Durchschnitt von 2,15

Im Vorfeld organisierten sie für die Prüflinge ein Spalier aus bunten Unterstützungsplakaten, für die die Schule eigens mehrere Bauzäune vor dem Prüfungsgebäude aufgestellt hat. Als schließlich die mündlichen Prüfungen einen Schlussstrich unter ein Vierteljahr Prüfungsstress setzten, war den Abiturienten die Freude deutlich anzusehen.
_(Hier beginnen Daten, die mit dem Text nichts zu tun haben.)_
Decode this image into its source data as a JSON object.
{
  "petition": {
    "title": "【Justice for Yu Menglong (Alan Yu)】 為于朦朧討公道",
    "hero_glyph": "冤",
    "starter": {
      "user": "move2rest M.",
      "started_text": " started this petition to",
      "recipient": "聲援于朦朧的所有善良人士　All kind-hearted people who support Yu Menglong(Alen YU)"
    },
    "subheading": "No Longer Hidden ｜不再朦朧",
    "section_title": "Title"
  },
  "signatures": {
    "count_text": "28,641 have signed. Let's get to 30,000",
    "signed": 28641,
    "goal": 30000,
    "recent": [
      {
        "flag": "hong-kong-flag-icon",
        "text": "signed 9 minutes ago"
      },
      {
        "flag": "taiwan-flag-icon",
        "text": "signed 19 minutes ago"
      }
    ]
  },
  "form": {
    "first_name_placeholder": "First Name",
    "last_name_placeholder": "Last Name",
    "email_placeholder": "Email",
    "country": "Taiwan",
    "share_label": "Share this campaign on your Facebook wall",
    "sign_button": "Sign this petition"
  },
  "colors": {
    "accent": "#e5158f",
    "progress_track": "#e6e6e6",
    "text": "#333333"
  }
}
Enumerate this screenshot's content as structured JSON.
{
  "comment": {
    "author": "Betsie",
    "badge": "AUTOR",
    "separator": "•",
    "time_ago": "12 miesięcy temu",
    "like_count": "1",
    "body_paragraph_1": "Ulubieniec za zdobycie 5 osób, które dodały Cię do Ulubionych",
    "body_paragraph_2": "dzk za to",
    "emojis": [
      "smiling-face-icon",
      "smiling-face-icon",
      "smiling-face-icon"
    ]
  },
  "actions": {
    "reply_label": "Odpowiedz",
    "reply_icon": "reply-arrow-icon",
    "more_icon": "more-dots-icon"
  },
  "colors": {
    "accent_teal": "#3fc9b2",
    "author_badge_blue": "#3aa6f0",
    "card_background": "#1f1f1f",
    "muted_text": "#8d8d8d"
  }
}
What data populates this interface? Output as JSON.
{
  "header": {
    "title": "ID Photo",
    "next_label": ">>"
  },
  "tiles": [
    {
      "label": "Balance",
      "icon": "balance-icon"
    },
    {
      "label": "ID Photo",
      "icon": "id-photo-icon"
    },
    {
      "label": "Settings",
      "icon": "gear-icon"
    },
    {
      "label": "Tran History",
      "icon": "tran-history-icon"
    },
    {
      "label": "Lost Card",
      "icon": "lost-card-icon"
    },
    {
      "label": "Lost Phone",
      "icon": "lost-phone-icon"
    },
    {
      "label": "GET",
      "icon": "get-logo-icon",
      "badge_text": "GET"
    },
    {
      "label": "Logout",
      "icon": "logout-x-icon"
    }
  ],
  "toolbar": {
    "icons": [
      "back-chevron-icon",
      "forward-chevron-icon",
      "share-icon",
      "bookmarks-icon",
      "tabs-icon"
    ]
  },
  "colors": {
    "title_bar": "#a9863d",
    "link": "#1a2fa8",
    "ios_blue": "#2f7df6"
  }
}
Denn gerade vor dem Hintergrund, dass die jungen Erwachsenen ihren Abschluss unter besonderen Umständen gemeistert haben, können sich die Ergebnisse sehen lassen, wie der stellvertretende Schulleiter Herwig Bendl bei der Zeugnisübergabe auf dem Sportplatz des Schützenvereins im Reichelsheimer Ortsteil Beerfurth betonte.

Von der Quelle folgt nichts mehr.